Canadian Stock Exchanges

  • The TSX published a staff notice providing guidance on (among other things) acceptable standards for anti-dilution provisions for convertible securities (such as warrants, options, convertible debentures and convertible preferred shares). Convertible securities can contain provisions under which the exercise/conversion price will be lowered (or, alternatively, the number of underlying securities issuable upon exercise or conversion will be increased) if the issuer completes a subsequent issuance at a lower subscription price.
     
    The notice states that the TSX will not generally accept downward adjustments to an exercise or conversion price (or an increase in the underlying securities issuable that effectively results in a downward adjustment to an exercise or conversion price) unless (i) in the case of warrants or options, the exercise price is not lower than the market price at the time the convertible security was issued (Issue Time Market Price); and (ii) in the case of convertible instruments, the adjusted conversion price is not lower than the Issue Time Market Price less the TSX’s maximum permitted discount.

Federal Government Initiatives

  • The Canadian Department of Finance has released a proposed draft Canadian Securities Act. This proposed legislation was drafted by the Canadian Securities Transition Office, which was established by the Federal Government to assist in establishing a Canadian securities regulator. Representatives from each province and territory other than Alberta, Manitoba and Québec have participated in the development of the proposed legislation and the federal securities regulatory regime. The proposed legislation is designed to set out the core fundamental provisions of federal securities regulation, with the detailed technical requirements to be set out in the (not-yet-published) regulations.
     
    Notable aspects of the proposed legislation includes (i) an opt-in mechanism that would allow willing provinces and territories to opt into the federal securities regulatory regime, and allow the securities legislation in non-opting jurisdictions to remain in force; (ii) designation of certain acts (such as fraud, market manipulation, insider trading and intentional misrepresentations) as criminal acts (enforceable in all jurisdictions, including those that have not opted-in to the federal securities regulatory regime); (iii) broad enforcement powers; and (iv) harmonized regulation of derivatives.
     
    The Department of Finance has referred the proposed legislation to the Supreme Court of Canada to obtain a ruling as to whether it is with the legislative competence of the Federal Government.
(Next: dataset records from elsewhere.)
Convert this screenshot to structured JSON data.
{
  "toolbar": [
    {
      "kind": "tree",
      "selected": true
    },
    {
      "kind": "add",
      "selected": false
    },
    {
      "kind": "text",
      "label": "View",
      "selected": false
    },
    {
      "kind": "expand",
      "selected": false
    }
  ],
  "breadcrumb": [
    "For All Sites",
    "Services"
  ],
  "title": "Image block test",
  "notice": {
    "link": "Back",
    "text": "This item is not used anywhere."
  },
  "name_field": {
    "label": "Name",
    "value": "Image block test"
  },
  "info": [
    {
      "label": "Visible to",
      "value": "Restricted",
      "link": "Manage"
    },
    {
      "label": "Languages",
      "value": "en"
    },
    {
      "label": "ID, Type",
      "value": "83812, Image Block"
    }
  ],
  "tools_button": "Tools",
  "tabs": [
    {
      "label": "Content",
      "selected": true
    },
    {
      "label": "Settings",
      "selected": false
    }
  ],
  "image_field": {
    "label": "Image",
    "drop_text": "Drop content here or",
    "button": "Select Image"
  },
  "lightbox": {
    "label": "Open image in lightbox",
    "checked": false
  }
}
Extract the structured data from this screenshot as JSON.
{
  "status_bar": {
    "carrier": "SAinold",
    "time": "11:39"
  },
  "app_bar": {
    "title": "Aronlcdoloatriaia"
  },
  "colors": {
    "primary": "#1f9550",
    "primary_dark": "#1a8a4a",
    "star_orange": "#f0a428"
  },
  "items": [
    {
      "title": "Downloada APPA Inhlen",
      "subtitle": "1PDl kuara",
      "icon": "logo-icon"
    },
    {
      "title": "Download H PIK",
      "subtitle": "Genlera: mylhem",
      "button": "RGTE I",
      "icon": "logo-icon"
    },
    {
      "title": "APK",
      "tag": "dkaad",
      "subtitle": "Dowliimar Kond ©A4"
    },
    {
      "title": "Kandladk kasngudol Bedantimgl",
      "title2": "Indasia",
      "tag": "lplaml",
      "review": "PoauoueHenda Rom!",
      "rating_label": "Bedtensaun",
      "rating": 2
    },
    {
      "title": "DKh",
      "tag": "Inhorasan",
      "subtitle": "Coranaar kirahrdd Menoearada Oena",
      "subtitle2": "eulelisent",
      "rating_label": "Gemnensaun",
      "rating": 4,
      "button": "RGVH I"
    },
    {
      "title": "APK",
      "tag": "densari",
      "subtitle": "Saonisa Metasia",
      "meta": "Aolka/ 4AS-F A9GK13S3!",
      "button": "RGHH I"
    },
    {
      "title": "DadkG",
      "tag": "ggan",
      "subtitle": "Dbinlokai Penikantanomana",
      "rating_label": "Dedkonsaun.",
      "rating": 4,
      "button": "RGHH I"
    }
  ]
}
The Department of Finance has stated that it expects that it will take 10 to 24 months for the Supreme Court to issue its ruling, and has also announced that it is targeting 2012 or 2013 for the establishment of the Canadian Securities Regulatory Authority.
     
  • The 2010 Canadian Federal Budget has proposed to change the definition of "taxable Canadian property" to exclude shares, partnership interests and trust interests that do not derive and have not derived their value principally from (i) real property, (ii) Canadian resource property, or (iii) timber resource property. This should eliminate Income Tax Act (Canada) Section 116 compliance obligations (for non-residents) when selling many types of securities that are otherwise not exempted under a Canadian tax treaty.